Questa dimensione mentale e intellettuale determina anche un cambiamento stilistico: The Shrouds non è un body horror come il precedente Crimes of the Future, ma riprende invece l’impostazione dialogica e teatrale di opere macabramente “fashion” – in questo caso la tecnologia che avvolge i cadaveri è un suadente vestito dallo speciale tessuto – come Cosmopolis e Maps to the stars (il produttore è lo stesso, Saïd Ben Saïd, in coppia con Anthony Vaccarello di Yves Saint Laurant, che ovviamente ne ha curato i costumi) dove la parola è il principale strumento per affermare le proprie teorie, per riflettere su quello che succede: specialmente stavolta che gli avvenimenti non accadono effettivamente nel mondo dove agiscono i personaggi, ma in quello immateriale.
Cronenberg aggiorna le morbosità di Crash all’era in cui le macchine – ormai elettriche, silenziose, private delle loro componenti meccaniche, rese sicure da tantissimi sistemi di controllo automatizzati – non hanno più alcun fascino perverso, e individua nelle cospirazioni, nelle teorie del complotto, il nuovo stimolo per una sessualità che si nutre di finzione, di immaginazione, di pericoli ipotizzati, di deliranti manie di protagonismo.
Anche le informazioni (e quindi la disinformazione) agiscono sul nostro organismo, lo attivano in maniera imprevedibile, lo inducono a modificazioni, amputazioni, sanguinamenti.

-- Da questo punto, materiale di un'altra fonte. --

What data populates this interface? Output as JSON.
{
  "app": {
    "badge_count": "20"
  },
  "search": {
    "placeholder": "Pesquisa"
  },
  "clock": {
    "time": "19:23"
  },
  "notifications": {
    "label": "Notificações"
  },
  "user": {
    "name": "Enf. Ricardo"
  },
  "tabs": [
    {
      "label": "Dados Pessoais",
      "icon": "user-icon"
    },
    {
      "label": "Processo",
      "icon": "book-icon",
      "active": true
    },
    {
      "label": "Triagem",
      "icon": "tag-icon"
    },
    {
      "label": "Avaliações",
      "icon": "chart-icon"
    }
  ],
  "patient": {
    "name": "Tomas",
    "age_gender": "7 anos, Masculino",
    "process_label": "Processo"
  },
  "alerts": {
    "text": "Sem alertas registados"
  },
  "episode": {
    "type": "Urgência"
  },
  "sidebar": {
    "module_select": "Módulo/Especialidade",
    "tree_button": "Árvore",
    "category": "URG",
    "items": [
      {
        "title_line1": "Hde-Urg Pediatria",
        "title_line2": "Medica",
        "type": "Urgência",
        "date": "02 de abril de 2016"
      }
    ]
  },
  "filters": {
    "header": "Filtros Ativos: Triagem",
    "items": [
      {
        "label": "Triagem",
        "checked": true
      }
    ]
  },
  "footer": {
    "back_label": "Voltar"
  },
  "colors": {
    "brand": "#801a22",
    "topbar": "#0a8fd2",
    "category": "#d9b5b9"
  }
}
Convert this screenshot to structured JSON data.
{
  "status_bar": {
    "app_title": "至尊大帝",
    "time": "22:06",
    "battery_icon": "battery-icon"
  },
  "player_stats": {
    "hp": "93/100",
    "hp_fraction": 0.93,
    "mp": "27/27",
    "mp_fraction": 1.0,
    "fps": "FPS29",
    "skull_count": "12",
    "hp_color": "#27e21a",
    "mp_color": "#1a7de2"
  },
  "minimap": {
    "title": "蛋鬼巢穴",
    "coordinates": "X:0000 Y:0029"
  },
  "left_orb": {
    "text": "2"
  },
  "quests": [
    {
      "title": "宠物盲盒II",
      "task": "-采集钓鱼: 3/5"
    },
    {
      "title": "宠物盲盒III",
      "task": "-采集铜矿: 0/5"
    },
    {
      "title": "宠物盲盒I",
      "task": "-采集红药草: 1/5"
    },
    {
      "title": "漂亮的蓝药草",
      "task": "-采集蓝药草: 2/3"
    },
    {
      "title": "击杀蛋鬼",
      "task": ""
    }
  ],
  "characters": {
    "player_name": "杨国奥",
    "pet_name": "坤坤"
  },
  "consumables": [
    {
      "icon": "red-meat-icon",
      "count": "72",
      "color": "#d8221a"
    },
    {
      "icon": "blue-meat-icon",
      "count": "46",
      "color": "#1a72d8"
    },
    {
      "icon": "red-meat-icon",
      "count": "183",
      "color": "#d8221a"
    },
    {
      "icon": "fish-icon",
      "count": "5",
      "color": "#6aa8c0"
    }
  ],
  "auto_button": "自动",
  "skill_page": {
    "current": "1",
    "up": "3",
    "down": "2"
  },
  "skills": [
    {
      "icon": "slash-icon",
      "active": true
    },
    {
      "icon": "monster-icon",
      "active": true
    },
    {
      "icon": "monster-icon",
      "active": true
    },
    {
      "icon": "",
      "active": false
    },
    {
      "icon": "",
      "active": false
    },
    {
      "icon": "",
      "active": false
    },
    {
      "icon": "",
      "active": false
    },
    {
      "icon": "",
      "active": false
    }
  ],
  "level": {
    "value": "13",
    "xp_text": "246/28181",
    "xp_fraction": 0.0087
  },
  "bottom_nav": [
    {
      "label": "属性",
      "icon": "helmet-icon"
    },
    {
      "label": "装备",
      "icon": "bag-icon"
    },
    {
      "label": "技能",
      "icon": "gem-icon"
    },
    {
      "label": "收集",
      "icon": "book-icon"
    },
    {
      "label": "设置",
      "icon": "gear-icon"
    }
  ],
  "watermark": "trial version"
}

Lo eccitano, lo agitano, lo fanno vibrare nell’illusione di aver raggiunto un più profondo ed esclusivo stato di consapevolezza di se stessi e del mondo fuori. Ci convincono di cose sulla base delle quali poi agiamo e interveniamo su di noi, anche in maniera drastica.
Vincent Cassel ha a che fare con tre proiezioni differenti della moglie ormai defunta, tutte ugualmente inafferrabili e inesistenti sul piano materiale (dove invece rimangono solo le ossa): quella digitale, ovvero un’assistente creata con l’intelligenza artificiale, quella onirica e quella legata alle reminiscenze che evoca ogni volta la visione della sua sorella gemella.
L’artificialità assoluta, per il regista canadese, è un’utopia, dal momento che ogni I.A., ogni avatar, ogni tecnologia, deve necessariamente avere un corrispettivo umano che la comanda, che la setta, che la nutre di informazioni: mai “neutrali”, ma sempre condizionate dai bias culturali di chi decide quali sono i dati utili da fornire al programma.
Lo sdoppiamento nella realtà e nel virtuale raddoppia le proprie fragilità, le proprie ansie, le proprie ossessioni, allargando indefinitivamente il loro campo di influenza e di azione, con conseguenze spesso disastrose. Ciò che prima rimaneva confinato nei limiti della propria persona, adesso può infettare la società, intesa come corpo unico che tiene in sé, per accumulazione, tutte le patologie dei singoli. Ed è lo schermo, il monitor, a fare da pelle a questa nuova entità collettiva radicalmente decentrata e in corso di soggettivizzazione.